Son jeu paraît indéniablement lié aux émotions qu’il traverse. Très engagé dans le jeu depuis son très jeune âge, réalisant très tôt des entraînements très exigeants physiquement et mentalement, la bulle va mettre en avant ce que lui coûtent ses grandes performances.
Dès le premier tour, opposés au Jazz et à un Donovan Mitchell incandescent, les Nuggets vont se reposer sur un Jamal Murray incapable de manquer un tir pour suivre le rythme. Les réactions de Murray à ses actions, sont comme souvent quand il est dans cet état second, exacerbées. Mais ce qui est marquant, c’est probablement Jamal, en larmes à la fin du match, incapable de contenir l’effort et les émotions du match. Et l’actualité du moment, certainement.
Une fois en Playoffs, tout s’exacerbe, l’actualité, les émotions, les enjeux et tout cela s’intrique avec la manière dont il aborde ses matchs, et donc la manière dont il joue. Les images de Murray craquant complètement à l’issue des matchs, parmi les plus marquantes de la bulle, sont je crois un trait tant de sa personnalité, que de sa manière de jouer au basketball.

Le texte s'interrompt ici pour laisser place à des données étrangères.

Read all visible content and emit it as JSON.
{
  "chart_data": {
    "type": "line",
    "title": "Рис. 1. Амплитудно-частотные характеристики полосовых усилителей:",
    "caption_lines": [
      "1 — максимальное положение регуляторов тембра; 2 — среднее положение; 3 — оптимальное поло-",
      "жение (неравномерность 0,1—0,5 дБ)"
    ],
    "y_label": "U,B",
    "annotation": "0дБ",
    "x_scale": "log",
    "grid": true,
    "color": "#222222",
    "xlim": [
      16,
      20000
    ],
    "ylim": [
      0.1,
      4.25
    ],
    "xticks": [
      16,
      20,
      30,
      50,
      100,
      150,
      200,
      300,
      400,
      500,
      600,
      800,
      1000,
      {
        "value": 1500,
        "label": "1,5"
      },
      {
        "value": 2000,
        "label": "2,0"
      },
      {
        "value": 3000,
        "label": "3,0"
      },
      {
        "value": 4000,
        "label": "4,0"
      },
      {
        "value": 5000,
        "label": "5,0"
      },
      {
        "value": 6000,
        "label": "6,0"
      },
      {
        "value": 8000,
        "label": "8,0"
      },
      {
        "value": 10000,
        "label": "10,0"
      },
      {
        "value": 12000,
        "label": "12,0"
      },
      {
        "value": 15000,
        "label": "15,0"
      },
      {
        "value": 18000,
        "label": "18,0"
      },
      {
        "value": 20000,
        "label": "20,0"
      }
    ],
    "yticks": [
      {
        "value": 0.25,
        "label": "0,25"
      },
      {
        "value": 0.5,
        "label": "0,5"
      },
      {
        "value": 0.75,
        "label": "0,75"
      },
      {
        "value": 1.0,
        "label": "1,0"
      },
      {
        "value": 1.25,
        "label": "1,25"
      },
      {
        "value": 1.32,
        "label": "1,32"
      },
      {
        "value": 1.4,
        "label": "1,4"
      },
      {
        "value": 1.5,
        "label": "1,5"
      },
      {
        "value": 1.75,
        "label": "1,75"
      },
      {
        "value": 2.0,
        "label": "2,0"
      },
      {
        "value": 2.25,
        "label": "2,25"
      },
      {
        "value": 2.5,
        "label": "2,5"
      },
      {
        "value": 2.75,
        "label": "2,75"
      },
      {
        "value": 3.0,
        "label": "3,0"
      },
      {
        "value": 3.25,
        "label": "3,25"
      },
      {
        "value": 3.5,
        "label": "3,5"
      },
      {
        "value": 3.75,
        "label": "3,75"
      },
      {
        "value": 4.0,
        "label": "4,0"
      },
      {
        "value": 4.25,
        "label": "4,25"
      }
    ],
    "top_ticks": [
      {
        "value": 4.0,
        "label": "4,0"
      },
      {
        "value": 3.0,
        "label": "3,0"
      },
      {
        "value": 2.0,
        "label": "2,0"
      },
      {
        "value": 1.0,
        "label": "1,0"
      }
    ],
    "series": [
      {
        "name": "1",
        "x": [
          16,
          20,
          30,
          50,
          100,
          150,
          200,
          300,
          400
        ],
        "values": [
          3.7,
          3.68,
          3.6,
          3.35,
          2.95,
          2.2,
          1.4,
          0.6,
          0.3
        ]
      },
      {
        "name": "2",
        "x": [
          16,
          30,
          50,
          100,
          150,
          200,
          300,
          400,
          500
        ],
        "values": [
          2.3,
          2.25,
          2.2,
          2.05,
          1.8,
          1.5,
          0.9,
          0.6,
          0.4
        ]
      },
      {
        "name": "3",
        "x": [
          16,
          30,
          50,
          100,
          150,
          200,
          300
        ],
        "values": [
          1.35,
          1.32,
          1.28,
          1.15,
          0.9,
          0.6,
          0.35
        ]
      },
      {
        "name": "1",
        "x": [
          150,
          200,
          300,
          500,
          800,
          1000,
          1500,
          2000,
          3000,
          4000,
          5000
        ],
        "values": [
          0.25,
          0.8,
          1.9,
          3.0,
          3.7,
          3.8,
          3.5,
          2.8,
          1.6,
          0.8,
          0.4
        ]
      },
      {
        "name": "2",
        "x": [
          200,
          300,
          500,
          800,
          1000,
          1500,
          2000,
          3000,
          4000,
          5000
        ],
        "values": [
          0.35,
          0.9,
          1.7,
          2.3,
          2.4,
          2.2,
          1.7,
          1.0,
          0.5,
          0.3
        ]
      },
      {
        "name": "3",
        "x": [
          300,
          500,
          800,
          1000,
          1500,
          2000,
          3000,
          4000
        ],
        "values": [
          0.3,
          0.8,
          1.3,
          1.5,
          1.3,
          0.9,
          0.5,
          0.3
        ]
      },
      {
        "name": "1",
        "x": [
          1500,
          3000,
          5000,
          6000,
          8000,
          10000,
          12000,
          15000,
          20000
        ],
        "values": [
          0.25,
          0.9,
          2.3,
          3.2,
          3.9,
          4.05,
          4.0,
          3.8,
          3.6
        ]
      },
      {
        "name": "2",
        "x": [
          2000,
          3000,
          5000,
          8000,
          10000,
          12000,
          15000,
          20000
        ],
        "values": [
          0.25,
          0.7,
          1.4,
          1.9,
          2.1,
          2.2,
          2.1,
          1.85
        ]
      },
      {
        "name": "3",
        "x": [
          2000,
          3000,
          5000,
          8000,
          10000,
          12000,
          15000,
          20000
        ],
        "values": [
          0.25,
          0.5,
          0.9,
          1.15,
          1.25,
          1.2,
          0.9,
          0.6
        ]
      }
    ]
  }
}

Aujourd’hui, Jamal Murray a désormais 26 ans, il arrive dans ce que l’on considère généralement le sommet de la carrière d’un basketteur. Il a été forgé par un père aux méthodes très brutales : entraînements sans fin à travailler son physique ou ses gestes, entraînements dans des conditions météorologiques désastreuses, conditionnement à la douleur, rien ne lui fut épargné.
Il a travaillé inlassablement, étant largement considéré comme le bourreau de travail de cet effectif de Denver.
Et puis, en 2021, il a su qu’il devrait vivre une épreuve d’un autre genre : une rupture des ligaments croisés. Dévasté par la nouvelle, il demandait le soir-même à Michael Malone s’il allait être échangé, se considérant comme un “bien endommagé. La franchise a cru en lui, a fait preuve de patience pour lui permettre de revenir. Il a traversé ce long processus, a regardé en larmes l’élimination des siens face aux Suns en 2021, a patienté toute la saison suivante pour s’offrir ce retour.
Si les attentes sur sa première saison étaient mesurées, Jamal Murray a prouvé beaucoup de choses. Il a démontré qu’il était bel et bien de retour. Il a prouvé qu’il était meilleur que jamais. Il a confirmé que ses Playoffs 2020 n’étaient pas une erreur, mais la promesse d’un grand avenir.
Surtout, il a écrit sous nos yeux son mythe. Celui qu’on retiendrait comme le bon joueur de saison régulière, qui devenait une star NBA quand l’heure des Playoffs sonnait.